Governor Tom Vilsack doubts he and state legislators will make any changes in the state law which forbids sex offenders from living within two-thousand feet of a school or day care. Small town city councils throughout the state have begun passing local ordinances to banish sex offenders from their communities.
The Des Moines City Council is considering an ordinance which would ban sex offenders from living in the only two neighborhoods in Des Moines which are not within two-thousand feet of a school or day care.
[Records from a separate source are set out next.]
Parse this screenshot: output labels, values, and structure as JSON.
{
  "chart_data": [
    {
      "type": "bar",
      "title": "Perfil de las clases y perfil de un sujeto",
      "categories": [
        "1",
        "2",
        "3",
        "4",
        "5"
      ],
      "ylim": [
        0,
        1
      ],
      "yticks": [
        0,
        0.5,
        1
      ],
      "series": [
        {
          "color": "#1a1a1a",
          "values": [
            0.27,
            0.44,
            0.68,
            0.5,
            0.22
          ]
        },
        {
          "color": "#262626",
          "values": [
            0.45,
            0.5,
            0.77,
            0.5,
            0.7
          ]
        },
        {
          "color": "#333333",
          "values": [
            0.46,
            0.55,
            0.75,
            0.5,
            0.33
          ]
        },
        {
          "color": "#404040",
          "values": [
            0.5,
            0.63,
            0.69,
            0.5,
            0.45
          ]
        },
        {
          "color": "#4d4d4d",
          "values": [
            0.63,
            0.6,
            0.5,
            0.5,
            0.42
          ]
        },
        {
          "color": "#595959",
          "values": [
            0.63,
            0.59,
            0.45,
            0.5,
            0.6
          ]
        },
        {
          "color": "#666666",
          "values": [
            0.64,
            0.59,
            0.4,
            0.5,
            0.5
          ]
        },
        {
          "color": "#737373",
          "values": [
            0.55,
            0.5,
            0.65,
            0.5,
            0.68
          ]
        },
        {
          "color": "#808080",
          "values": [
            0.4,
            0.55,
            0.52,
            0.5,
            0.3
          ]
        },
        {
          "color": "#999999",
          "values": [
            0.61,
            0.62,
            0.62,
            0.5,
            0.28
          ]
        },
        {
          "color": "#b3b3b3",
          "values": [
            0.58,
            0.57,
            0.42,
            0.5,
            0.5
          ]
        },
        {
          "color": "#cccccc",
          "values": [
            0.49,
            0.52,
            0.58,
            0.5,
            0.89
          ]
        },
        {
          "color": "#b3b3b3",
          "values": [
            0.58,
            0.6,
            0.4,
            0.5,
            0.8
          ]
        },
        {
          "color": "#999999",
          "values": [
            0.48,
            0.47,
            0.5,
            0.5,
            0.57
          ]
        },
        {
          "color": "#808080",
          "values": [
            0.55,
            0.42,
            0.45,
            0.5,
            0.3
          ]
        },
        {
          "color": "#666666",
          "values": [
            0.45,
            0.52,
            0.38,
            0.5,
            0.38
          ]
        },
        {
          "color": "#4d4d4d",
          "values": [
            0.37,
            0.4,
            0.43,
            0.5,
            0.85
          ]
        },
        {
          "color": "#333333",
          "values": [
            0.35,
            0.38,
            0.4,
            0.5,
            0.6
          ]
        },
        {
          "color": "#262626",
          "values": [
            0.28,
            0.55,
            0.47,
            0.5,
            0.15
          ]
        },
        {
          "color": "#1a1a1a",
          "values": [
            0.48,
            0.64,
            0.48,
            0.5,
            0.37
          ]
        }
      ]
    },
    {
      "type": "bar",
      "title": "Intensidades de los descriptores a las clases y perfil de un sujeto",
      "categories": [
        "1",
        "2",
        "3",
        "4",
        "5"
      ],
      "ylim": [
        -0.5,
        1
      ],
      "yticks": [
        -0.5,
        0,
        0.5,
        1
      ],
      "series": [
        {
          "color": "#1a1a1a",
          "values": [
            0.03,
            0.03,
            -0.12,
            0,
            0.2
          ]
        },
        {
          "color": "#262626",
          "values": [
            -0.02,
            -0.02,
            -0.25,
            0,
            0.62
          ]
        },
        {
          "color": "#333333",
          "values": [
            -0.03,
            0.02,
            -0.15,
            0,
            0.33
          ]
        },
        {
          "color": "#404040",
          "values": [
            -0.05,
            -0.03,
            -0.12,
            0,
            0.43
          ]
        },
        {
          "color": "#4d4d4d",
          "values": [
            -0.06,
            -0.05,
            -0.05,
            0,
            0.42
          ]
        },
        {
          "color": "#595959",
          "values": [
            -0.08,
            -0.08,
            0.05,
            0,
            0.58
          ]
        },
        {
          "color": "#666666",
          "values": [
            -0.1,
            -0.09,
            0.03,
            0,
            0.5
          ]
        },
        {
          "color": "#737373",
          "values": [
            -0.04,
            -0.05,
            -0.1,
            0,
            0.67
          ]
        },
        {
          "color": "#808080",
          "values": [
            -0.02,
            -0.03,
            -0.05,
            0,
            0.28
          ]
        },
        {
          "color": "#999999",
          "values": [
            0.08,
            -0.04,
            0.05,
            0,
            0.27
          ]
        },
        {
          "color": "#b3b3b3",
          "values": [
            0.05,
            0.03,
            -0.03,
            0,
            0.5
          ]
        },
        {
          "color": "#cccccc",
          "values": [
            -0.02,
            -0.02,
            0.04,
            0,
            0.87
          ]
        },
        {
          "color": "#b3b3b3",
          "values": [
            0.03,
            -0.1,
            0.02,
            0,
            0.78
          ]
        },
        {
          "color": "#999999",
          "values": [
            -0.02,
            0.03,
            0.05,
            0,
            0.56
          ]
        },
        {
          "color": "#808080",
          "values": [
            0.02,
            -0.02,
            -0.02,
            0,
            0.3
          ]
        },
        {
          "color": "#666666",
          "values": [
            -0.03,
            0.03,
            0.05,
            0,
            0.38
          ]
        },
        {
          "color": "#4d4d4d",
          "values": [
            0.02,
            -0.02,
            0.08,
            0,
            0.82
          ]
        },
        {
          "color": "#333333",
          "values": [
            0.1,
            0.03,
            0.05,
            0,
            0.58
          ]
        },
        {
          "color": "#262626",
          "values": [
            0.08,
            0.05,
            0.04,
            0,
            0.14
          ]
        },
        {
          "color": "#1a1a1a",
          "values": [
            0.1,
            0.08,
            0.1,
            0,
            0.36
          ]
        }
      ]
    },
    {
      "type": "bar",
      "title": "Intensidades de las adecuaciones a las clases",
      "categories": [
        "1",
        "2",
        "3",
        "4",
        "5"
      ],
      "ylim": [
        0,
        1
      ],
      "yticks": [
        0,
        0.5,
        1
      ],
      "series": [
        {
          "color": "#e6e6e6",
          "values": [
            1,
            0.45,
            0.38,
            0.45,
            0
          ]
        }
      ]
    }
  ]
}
Governor Vilsack doubts legislators will try to prevent communities from taking those steps. “I mean, let’s be honest here,” Vilsack says. “Politically, does anybody see this actually happening?” The Iowa Civil Liberties Union has asked the U.S. Supreme Court to rule the living restrictions for sex offenders released from prison are unconstitutional. Vilsack suggests the political reality is state lawmakers will sit back and wait for the courts to rule. “My point of all this is to face the political reality of it,” Vilsack says.
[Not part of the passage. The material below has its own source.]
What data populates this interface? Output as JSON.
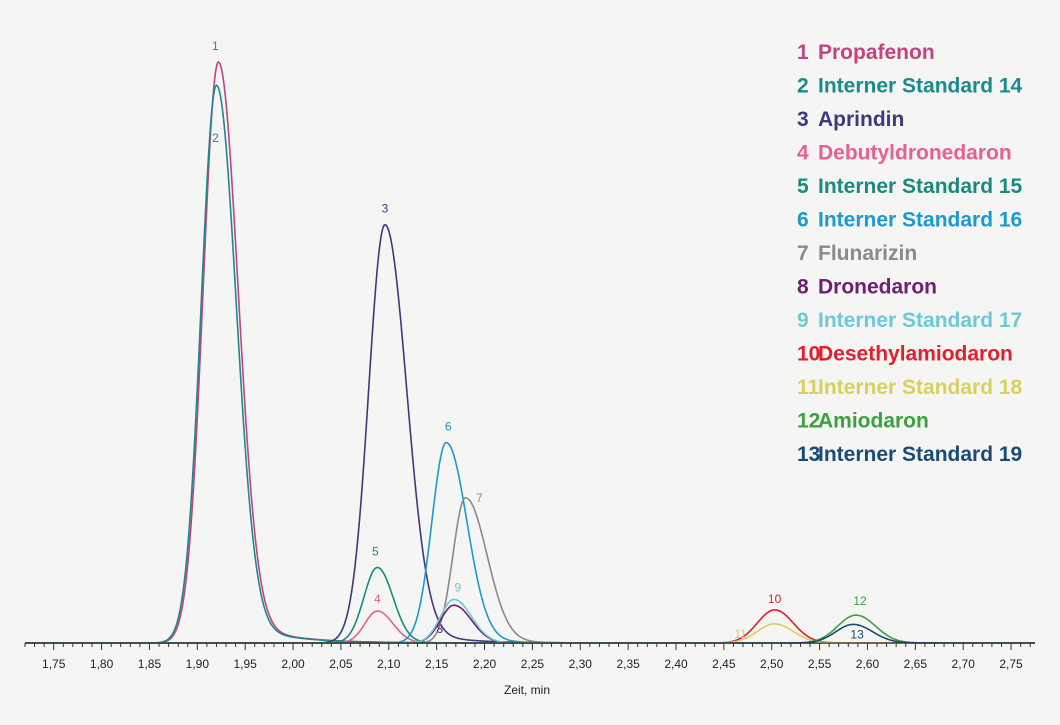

The governor says governors, legislators and city council members want to protect children. “Maybe we come up with imperfect ways, but the intent is to protect our children,” Vilsack says. Vilsack says during his walk last week through small town Iowa, he heard from mayors who were concerned sex offenders would begin moving out of cities and into small towns. “I think what you’re seeing is a reaction and a justifiable reaction on the part of Iowans to protecting their children,” Vilsack says.